(42) LoireJazz à Montbrison

29/03/2022 – Robin McKelle au festival Jazz(e) à Montbrison

Le Théâtre des Pénitents à Montbrison est vraiment très heureux d’accueillir enfin cette artiste car lors de la programmation de 2020 son concert fut le premier à être annulé lors du premier confinement. Reprogrammée l’an dernier mais à nouveau sans suite par l’annulation du festival, cette fois est la bonne et quel accueil chaleureux lui réserve le public venu nombreux ce soir !

Piano, contrebasse et batterie installent une douce ambiance avant l’arrivée sur scène, très acclamée par les spectateurs, de Robin McKelle. Back to Black d’ Amy Whinehouse, est le premier morceau de son album « Altérations » dans lequel elle rend hommage à de grandes artistes féminines, chanteuses, compositrices qui l’ont inspirée, en reprenant leurs titres qu’elle personnalise à merveille.

Nous continuons avec une de ses compositions Head High prouvant son implication pour la défense de la femme à travers « Altérations ». Quelle voix douce et puissante à la fois, une présence très forte qui fait vibrer toute la salle.
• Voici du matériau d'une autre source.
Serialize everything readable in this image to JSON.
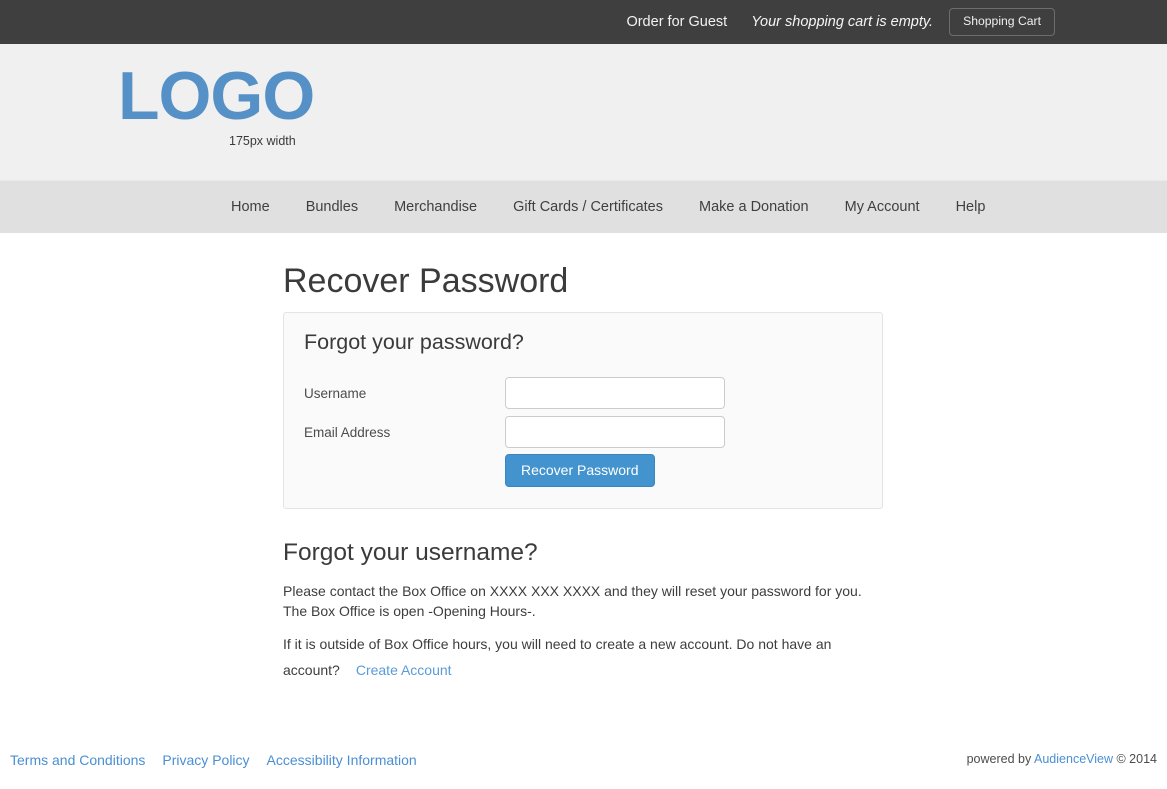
{
  "topbar": {
    "order_for": "Order for Guest",
    "cart_message": "Your shopping cart is empty.",
    "cart_button": "Shopping Cart"
  },
  "branding": {
    "logo_text": "LOGO",
    "logo_caption": "175px width",
    "logo_color": "#5590c7"
  },
  "nav": {
    "items": [
      {
        "label": "Home"
      },
      {
        "label": "Bundles"
      },
      {
        "label": "Merchandise"
      },
      {
        "label": "Gift Cards / Certificates"
      },
      {
        "label": "Make a Donation"
      },
      {
        "label": "My Account"
      },
      {
        "label": "Help"
      }
    ]
  },
  "main": {
    "page_title": "Recover Password",
    "panel": {
      "heading": "Forgot your password?",
      "fields": [
        {
          "label": "Username",
          "value": "",
          "placeholder": ""
        },
        {
          "label": "Email Address",
          "value": "",
          "placeholder": ""
        }
      ],
      "submit_label": "Recover Password",
      "submit_color": "#4393ce"
    },
    "username_section": {
      "heading": "Forgot your username?",
      "paragraph_1": "Please contact the Box Office on XXXX XXX XXXX and they will reset your password for you. The Box Office is open -Opening Hours-.",
      "paragraph_2": "If it is outside of Box Office hours, you will need to create a new account. Do not have an account?",
      "create_account_link": "Create Account"
    }
  },
  "footer": {
    "links": [
      {
        "label": "Terms and Conditions"
      },
      {
        "label": "Privacy Policy"
      },
      {
        "label": "Accessibility Information"
      }
    ],
    "powered_by_prefix": "powered by",
    "powered_by_brand": "AudienceView",
    "copyright": "© 2014",
    "link_color": "#4a8fd4"
  }
}
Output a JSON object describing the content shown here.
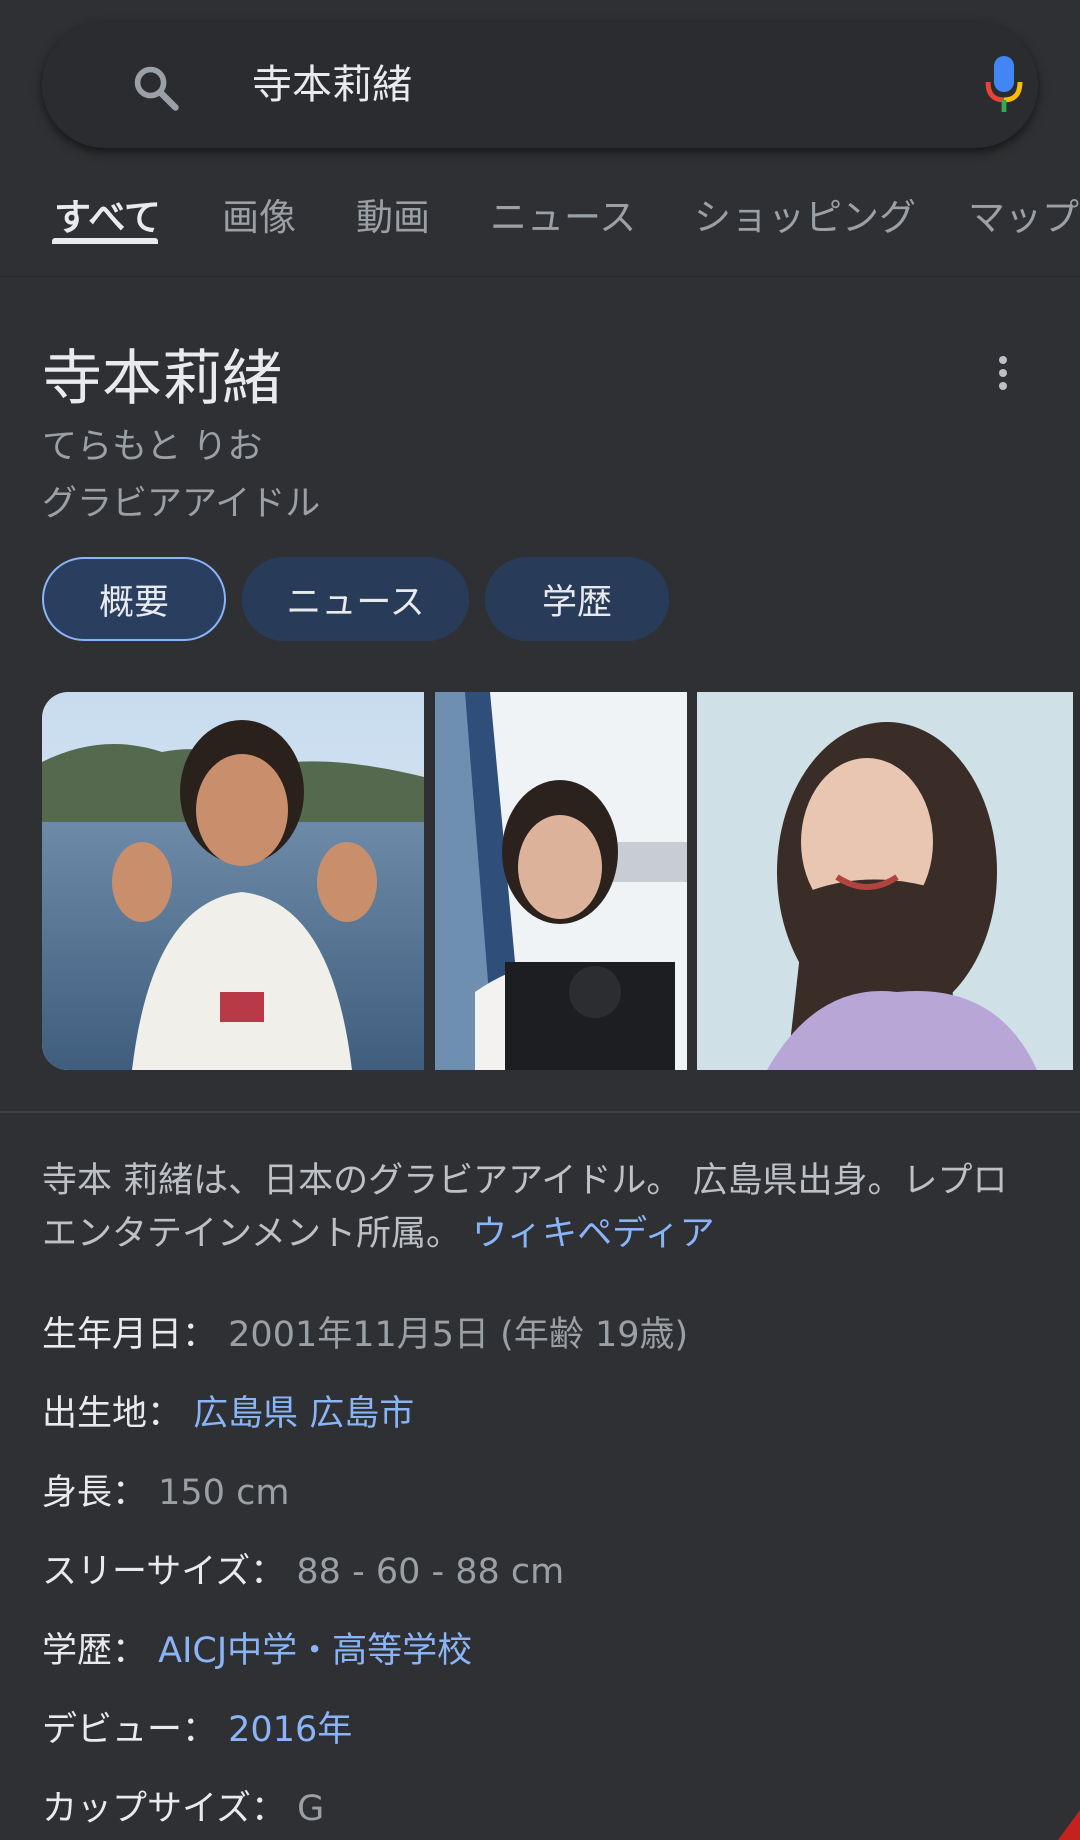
{
  "search": {
    "query": "寺本莉緒"
  },
  "tabs": [
    {
      "label": "すべて",
      "active": true
    },
    {
      "label": "画像"
    },
    {
      "label": "動画"
    },
    {
      "label": "ニュース"
    },
    {
      "label": "ショッピング"
    },
    {
      "label": "マップ"
    }
  ],
  "panel": {
    "title": "寺本莉緒",
    "reading": "てらもと りお",
    "description": "グラビアアイドル",
    "chips": [
      "概要",
      "ニュース",
      "学歴"
    ]
  },
  "about": {
    "text": "寺本 莉緒は、日本のグラビアアイドル。 広島県出身。レプロエンタテインメント所属。",
    "source_link": "ウィキペディア"
  },
  "facts": [
    {
      "label": "生年月日：",
      "value": "2001年11月5日 (年齢 19歳)",
      "is_link": false
    },
    {
      "label": "出生地：",
      "value": "広島県 広島市",
      "is_link": true
    },
    {
      "label": "身長：",
      "value": "150 cm",
      "is_link": false
    },
    {
      "label": "スリーサイズ：",
      "value": "88 - 60 - 88 cm",
      "is_link": false
    },
    {
      "label": "学歴：",
      "value": "AICJ中学・高等学校",
      "is_link": true
    },
    {
      "label": "デビュー：",
      "value": "2016年",
      "is_link": true
    },
    {
      "label": "カップサイズ：",
      "value": "G",
      "is_link": false
    }
  ],
  "colors": {
    "background": "#303134",
    "link": "#8ab4f8",
    "chip": "#283c5a"
  },
  "icons": [
    "search-icon",
    "microphone-icon",
    "more-vert-icon"
  ]
}
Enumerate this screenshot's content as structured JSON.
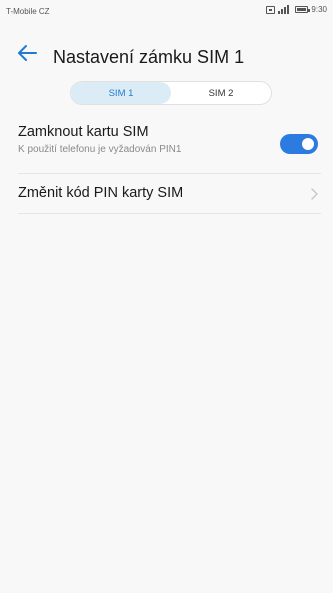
{
  "status_bar": {
    "carrier": "T-Mobile CZ",
    "time": "9:30"
  },
  "header": {
    "title": "Nastavení zámku SIM 1"
  },
  "tabs": [
    {
      "label": "SIM 1",
      "active": true
    },
    {
      "label": "SIM 2",
      "active": false
    }
  ],
  "settings": {
    "lock_sim": {
      "title": "Zamknout kartu SIM",
      "subtitle": "K použití telefonu je vyžadován PIN1",
      "enabled": true
    },
    "change_pin": {
      "title": "Změnit kód PIN karty SIM"
    }
  },
  "colors": {
    "accent": "#2b7be0",
    "tab_active_bg": "#dcecf7",
    "background": "#f8f8f8"
  },
  "icons": [
    "back-arrow-icon",
    "chevron-right-icon",
    "sim-icon",
    "signal-icon",
    "battery-icon"
  ]
}
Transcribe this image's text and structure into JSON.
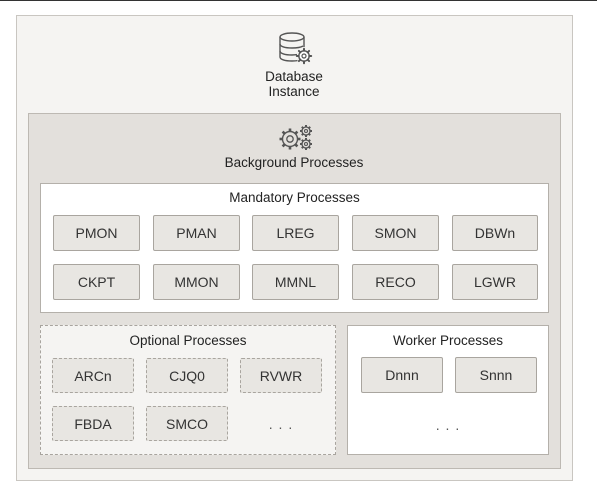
{
  "instance": {
    "title_line1": "Database",
    "title_line2": "Instance",
    "icon": "database-gear-icon"
  },
  "background": {
    "title": "Background Processes",
    "icon": "gears-icon"
  },
  "mandatory": {
    "title": "Mandatory Processes",
    "processes": [
      "PMON",
      "PMAN",
      "LREG",
      "SMON",
      "DBWn",
      "CKPT",
      "MMON",
      "MMNL",
      "RECO",
      "LGWR"
    ]
  },
  "optional": {
    "title": "Optional Processes",
    "processes": [
      "ARCn",
      "CJQ0",
      "RVWR",
      "FBDA",
      "SMCO"
    ],
    "more": ". . ."
  },
  "worker": {
    "title": "Worker Processes",
    "processes": [
      "Dnnn",
      "Snnn"
    ],
    "more": ". . ."
  },
  "colors": {
    "outer_background": "#f5f4f2",
    "panel_background": "#e3e0dc",
    "process_fill": "#e8e6e2",
    "border": "#a9a59f"
  }
}
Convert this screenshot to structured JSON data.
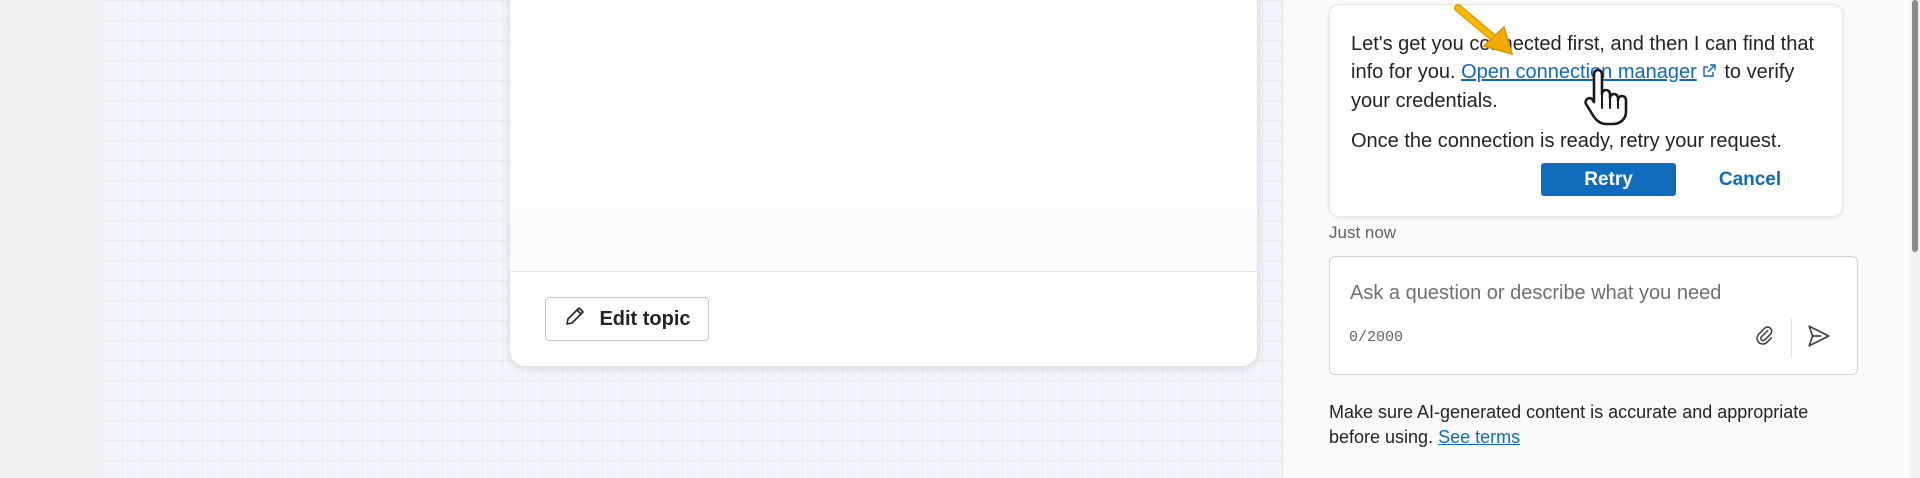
{
  "canvas": {
    "edit_topic_label": "Edit topic",
    "icons": {
      "edit": "pencil-icon"
    }
  },
  "chat": {
    "message": {
      "text_before_link": "Let's get you connected first, and then I can find that info for you.",
      "link_label": "Open connection manager",
      "text_after_link": "to verify your credentials.",
      "text_second": "Once the connection is ready, retry your request.",
      "retry_label": "Retry",
      "cancel_label": "Cancel",
      "icons": {
        "link": "external-link-icon"
      }
    },
    "timestamp": "Just now",
    "input": {
      "placeholder": "Ask a question or describe what you need",
      "value": "",
      "counter": "0/2000",
      "icons": {
        "attach": "paperclip-icon",
        "send": "send-icon"
      }
    },
    "disclaimer": {
      "text": "Make sure AI-generated content is accurate and appropriate before using.",
      "link_label": "See terms"
    }
  },
  "overlay": {
    "icons": {
      "arrow": "arrow-icon",
      "cursor": "hand-cursor-icon"
    }
  },
  "colors": {
    "accent": "#0f6cbd",
    "arrow": "#f2a900",
    "text": "#242424"
  }
}
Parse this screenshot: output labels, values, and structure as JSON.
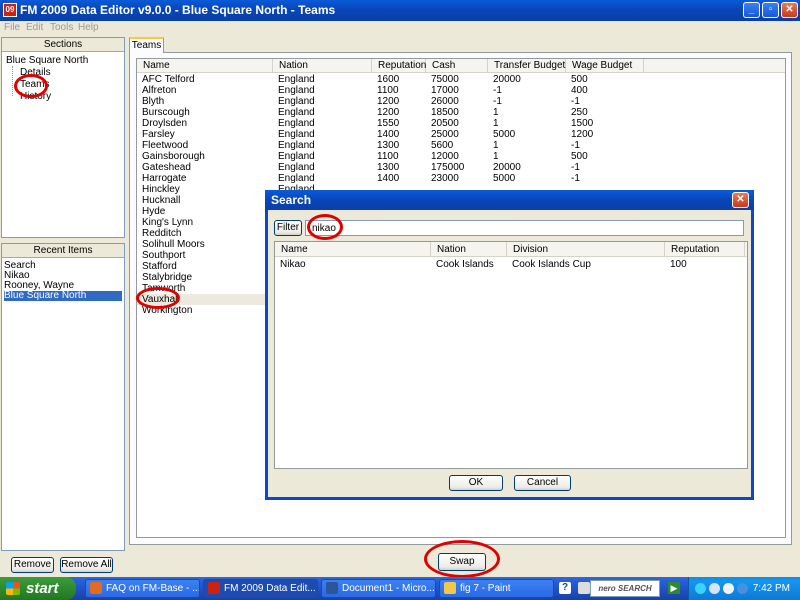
{
  "window": {
    "title": "FM 2009 Data Editor v9.0.0 - Blue Square North - Teams",
    "app_icon_text": "09"
  },
  "menu": [
    "File",
    "Edit",
    "Tools",
    "Help"
  ],
  "sections_panel": {
    "header": "Sections",
    "root": "Blue Square North",
    "children": [
      "Details",
      "Teams",
      "History"
    ]
  },
  "recent_panel": {
    "header": "Recent Items",
    "items": [
      "Search",
      "Nikao",
      "Rooney, Wayne",
      "Blue Square North"
    ],
    "selected_index": 3,
    "remove_label": "Remove",
    "remove_all_label": "Remove All"
  },
  "teams_tab": {
    "label": "Teams",
    "columns": [
      "Name",
      "Nation",
      "Reputation",
      "Cash",
      "Transfer Budget",
      "Wage Budget"
    ],
    "rows": [
      [
        "AFC Telford",
        "England",
        "1600",
        "75000",
        "20000",
        "500"
      ],
      [
        "Alfreton",
        "England",
        "1100",
        "17000",
        "-1",
        "400"
      ],
      [
        "Blyth",
        "England",
        "1200",
        "26000",
        "-1",
        "-1"
      ],
      [
        "Burscough",
        "England",
        "1200",
        "18500",
        "1",
        "250"
      ],
      [
        "Droylsden",
        "England",
        "1550",
        "20500",
        "1",
        "1500"
      ],
      [
        "Farsley",
        "England",
        "1400",
        "25000",
        "5000",
        "1200"
      ],
      [
        "Fleetwood",
        "England",
        "1300",
        "5600",
        "1",
        "-1"
      ],
      [
        "Gainsborough",
        "England",
        "1100",
        "12000",
        "1",
        "500"
      ],
      [
        "Gateshead",
        "England",
        "1300",
        "175000",
        "20000",
        "-1"
      ],
      [
        "Harrogate",
        "England",
        "1400",
        "23000",
        "5000",
        "-1"
      ],
      [
        "Hinckley",
        "England",
        "",
        "",
        "",
        ""
      ],
      [
        "Hucknall",
        "",
        "",
        "",
        "",
        ""
      ],
      [
        "Hyde",
        "",
        "",
        "",
        "",
        ""
      ],
      [
        "King's Lynn",
        "",
        "",
        "",
        "",
        ""
      ],
      [
        "Redditch",
        "",
        "",
        "",
        "",
        ""
      ],
      [
        "Solihull Moors",
        "",
        "",
        "",
        "",
        ""
      ],
      [
        "Southport",
        "",
        "",
        "",
        "",
        ""
      ],
      [
        "Stafford",
        "",
        "",
        "",
        "",
        ""
      ],
      [
        "Stalybridge",
        "",
        "",
        "",
        "",
        ""
      ],
      [
        "Tamworth",
        "",
        "",
        "",
        "",
        ""
      ],
      [
        "Vauxhall",
        "",
        "",
        "",
        "",
        ""
      ],
      [
        "Workington",
        "",
        "",
        "",
        "",
        ""
      ]
    ],
    "selected_row": 20,
    "swap_label": "Swap"
  },
  "search_dialog": {
    "title": "Search",
    "filter_label": "Filter",
    "filter_value": "nikao",
    "columns": [
      "Name",
      "Nation",
      "Division",
      "Reputation"
    ],
    "results": [
      [
        "Nikao",
        "Cook Islands",
        "Cook Islands Cup",
        "100"
      ]
    ],
    "ok_label": "OK",
    "cancel_label": "Cancel"
  },
  "taskbar": {
    "start_label": "start",
    "tasks": [
      "FAQ on FM-Base - ...",
      "FM 2009 Data Edit...",
      "Document1 - Micro...",
      "fig 7 - Paint"
    ],
    "active_task": 1,
    "search_widget": "nero SEARCH",
    "clock": "7:42 PM"
  },
  "annotation_color": "#e00000"
}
Une ballade calme le jeu sur River, magnifique chanson écrite par Joni Mitchell évoquant la récente rupture d’une relation amoureuse. Nous enchaînons avec un titre de Robin, une chanson d’amour pour rester dans le thème, Stay. Jonathan Thomas aux claviers, après avoir débuté sur les autres morceaux au piano, s’installe au Fender Rhodes avant de nous entrainer dans une improvisation, main gauche sur les touches du piano, main droite courant sur le Fender Rhodes, avec une belle énergie.

Simple Man, écrite par Robin, est dédiée aux migrants, plus que jamais d’actualité aujourd’hui. Les spectateurs sont impliqués en chantant avec elle.

Nous continuons avec No Ordinary Love, morceau de Sade, introduit par une rythmique pêchue (piano, contrebasse et batterie).

Ces derniers s’éclipsent pour laisser la place à Jonathan au piano et à la voix de Robin sur My One and Only. L’improvisation du pianiste est scandée par les claps du public.

Une chanson de Billie Holiday Don’t Explain nous entraîne dans un monde de douceur avec un beau chorus de Kyle Miles à la contrebasse.

La transition avec I Must Have That Man se fait tranquillement avant que le tempo ne soit doublé par le batteur, les doigts de Kyle galopant sur la touche de sa contrebasse dans une walking bass parfaite. Nous pouvons apprécier les talents d’Adam Jackson à la batterie, avec un chorus alliant vigueur et délicatesse.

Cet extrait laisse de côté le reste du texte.